Obama saw only slight improvement on another long-term trend question. Just 25 percent of those surveyed said they believed his agenda would increase opportunity for people like them to get ahead. That number, which peaked at 40 percent the first time the Heartland Monitor asked the question in July 2009, has changed little since September 2013. But the share who said Obama's agenda is diminishing their opportunities dropped in the latest survey to 37 percent, from 46 percent last spring. The proportion that said he's having no impact on their prospects increased from about one-fourth last spring to one-third now. Nonwhites (at around two-fifths) remain twice as likely as whites (one-fifth) to say Obama's policies are improving their prospects; but the share of whites who said his agenda is actually reducing their chances dropped 10 percentage points since April, with the difference almost entirely shifting toward saying he was having no effect.

That tracks the very modest thaw evident on other questions of economic health. The 44 percent who said their finances today are excellent or good was unchanged from polls in September and November 2013; the 55 percent who described their finances as only fair or poor was statistically unchanged from those surveys too. Skepticism remained widespread about the real benefits of the unemployment rate's steady decline over recent months. "There's a lot of talk of jobs being created, but the reality is, most of those jobs are underemployment," said Martin Tozer of Ellensburg, Washington, who was recently laid off from his job as a wholesale distribution manager and does not identify with either party. "The reality i, the jobs are part-time, the jobs are low-wage, they are not career jobs.

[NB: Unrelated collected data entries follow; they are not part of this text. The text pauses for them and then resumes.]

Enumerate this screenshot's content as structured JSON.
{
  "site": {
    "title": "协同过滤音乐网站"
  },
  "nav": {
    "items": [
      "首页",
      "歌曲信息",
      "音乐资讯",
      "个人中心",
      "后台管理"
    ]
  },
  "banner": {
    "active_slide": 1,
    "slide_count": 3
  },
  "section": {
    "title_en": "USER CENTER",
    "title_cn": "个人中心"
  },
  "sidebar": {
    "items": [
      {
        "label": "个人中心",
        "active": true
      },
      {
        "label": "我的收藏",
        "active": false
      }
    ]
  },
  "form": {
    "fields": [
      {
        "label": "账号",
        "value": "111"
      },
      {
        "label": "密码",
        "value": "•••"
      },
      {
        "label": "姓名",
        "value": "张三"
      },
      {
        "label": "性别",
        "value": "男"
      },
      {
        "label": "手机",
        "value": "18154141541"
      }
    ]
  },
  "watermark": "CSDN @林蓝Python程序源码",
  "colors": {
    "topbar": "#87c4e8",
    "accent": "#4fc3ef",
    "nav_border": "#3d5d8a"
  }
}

There have been no career jobs that have been created, essentially, in the last six years."

Looking forward, though, the survey captured a very slight decline—albeit still within the margin of error—in the share of Americans who expect their finances to deteriorate over the next year, and a corresponding increase in the share who expect it to remain the same. Still, only about two in five Americans say they expect to gain ground over the next 12 months, with about one in nine expecting to lose it, and just under half believing they will remain in place. Minorities express considerably more optimism than whites.

Consensus returns on a final measure, though around a profoundly negative judgment. Just 9 percent of those surveyed said they approved of Congress's job performance, while 80 percent disapproved. That tied the lowest congressional approval rating the Heartland Poll has ever recorded, and it united Americans of all partisan proclivities: only 10 percent of independents, 9 percent of Democrats and 8 percent of Republicans gave Congress a positive grade in the survey. A unified Republican Congress now has the opportunity—and the necessity—to demonstrate it can improve on that dismal verdict.

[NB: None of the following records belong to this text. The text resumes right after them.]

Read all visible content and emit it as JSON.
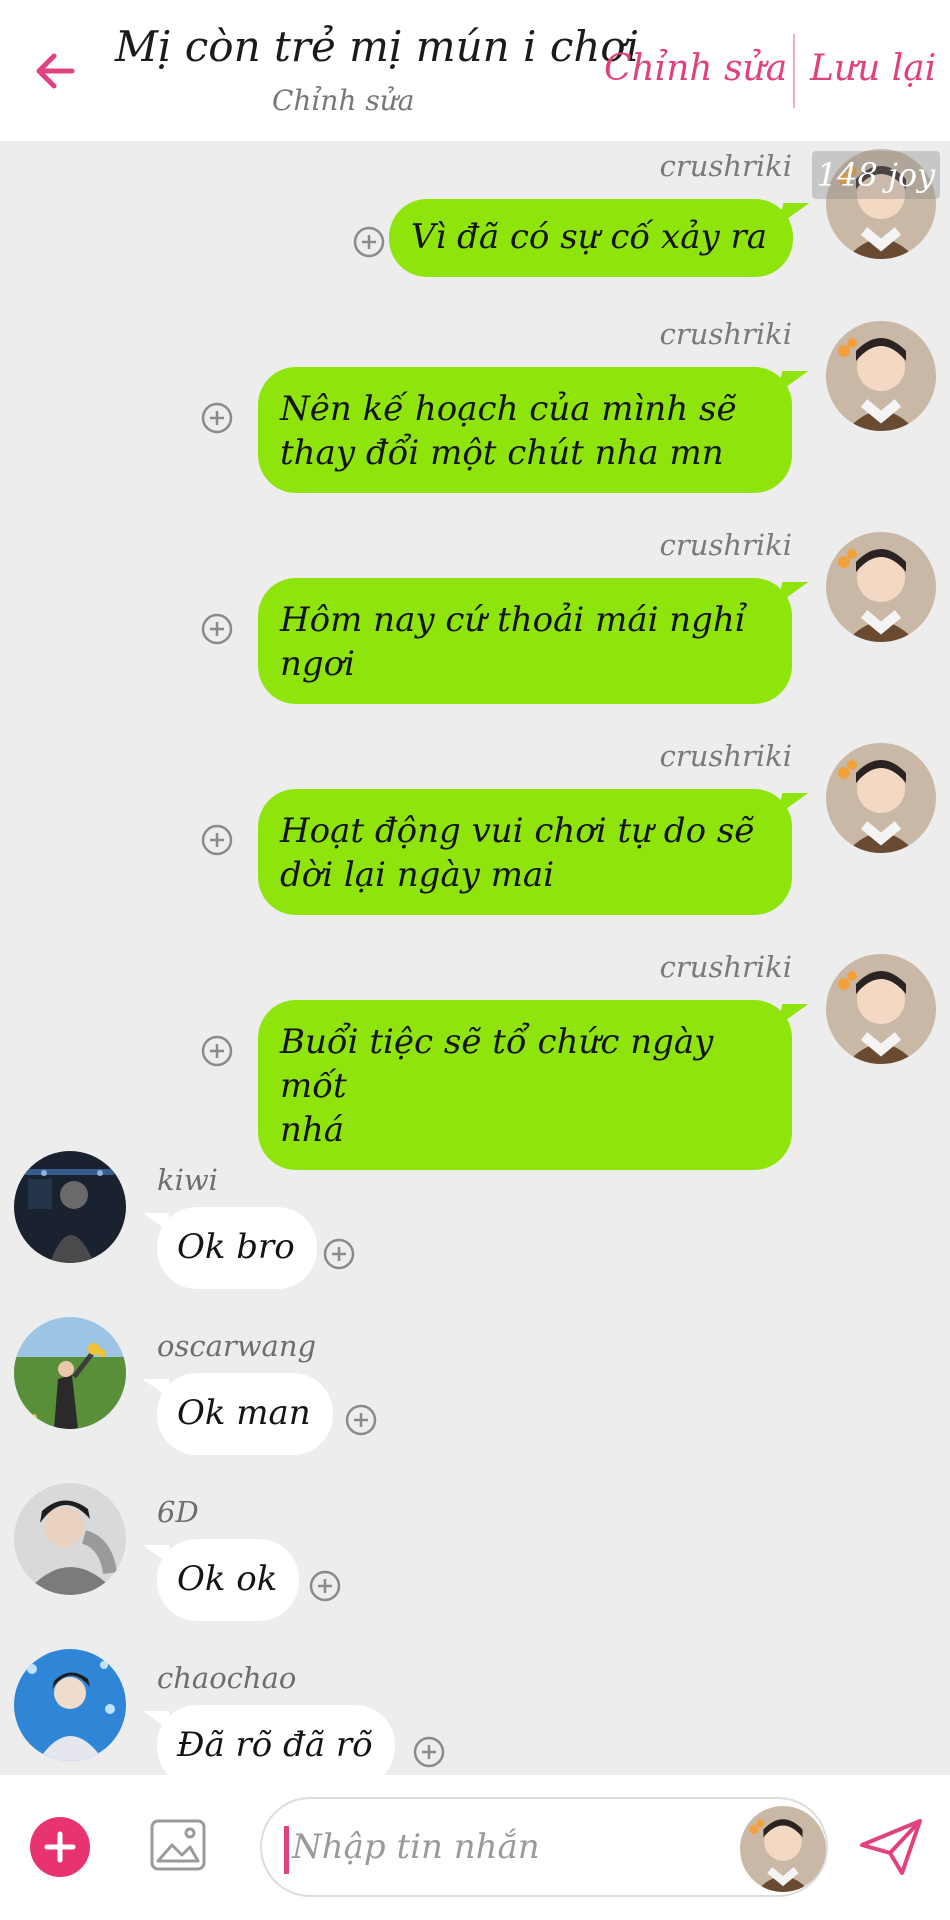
{
  "header": {
    "title": "Mị còn trẻ mị mún i chơi",
    "subtitle": "Chỉnh sửa",
    "edit_label": "Chỉnh sửa",
    "save_label": "Lưu lại"
  },
  "counter": "148 joy",
  "outgoing": [
    {
      "username": "crushriki",
      "lines": [
        "Vì đã có sự cố xảy ra"
      ]
    },
    {
      "username": "crushriki",
      "lines": [
        "Nên kế hoạch của mình sẽ",
        "thay đổi một chút nha mn"
      ]
    },
    {
      "username": "crushriki",
      "lines": [
        "Hôm nay cứ thoải mái nghỉ",
        "ngơi"
      ]
    },
    {
      "username": "crushriki",
      "lines": [
        "Hoạt động vui chơi tự do sẽ",
        "dời lại ngày mai"
      ]
    },
    {
      "username": "crushriki",
      "lines": [
        "Buổi tiệc sẽ tổ chức ngày mốt",
        "nhá"
      ]
    }
  ],
  "incoming": [
    {
      "username": "kiwi",
      "text": "Ok bro"
    },
    {
      "username": "oscarwang",
      "text": "Ok man"
    },
    {
      "username": "6D",
      "text": "Ok ok"
    },
    {
      "username": "chaochao",
      "text": "Đã rõ đã rõ"
    }
  ],
  "composer": {
    "placeholder": "Nhập tin nhắn"
  },
  "colors": {
    "accent": "#e0417f",
    "outgoing_bubble": "#8fe40b",
    "incoming_bubble": "#ffffff",
    "background": "#ededed"
  },
  "icons": [
    "back-arrow-icon",
    "add-circle-icon",
    "plus-icon",
    "image-icon",
    "send-icon"
  ]
}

The latest Allstate/National Journal Heartland Monitor Poll is the 21st in a series examining how Americans are experiencing the changing economy. This poll, which explored how Americans rate their progress at navigating their obligations at work, home, and their community, surveyed 1,000 adults by landline and cell phones October 22-26. The survey was supervised by Ed Reilly, Jeremy Ruch, and Jocelyn Landau of FTI Consulting's Strategic Communications practice.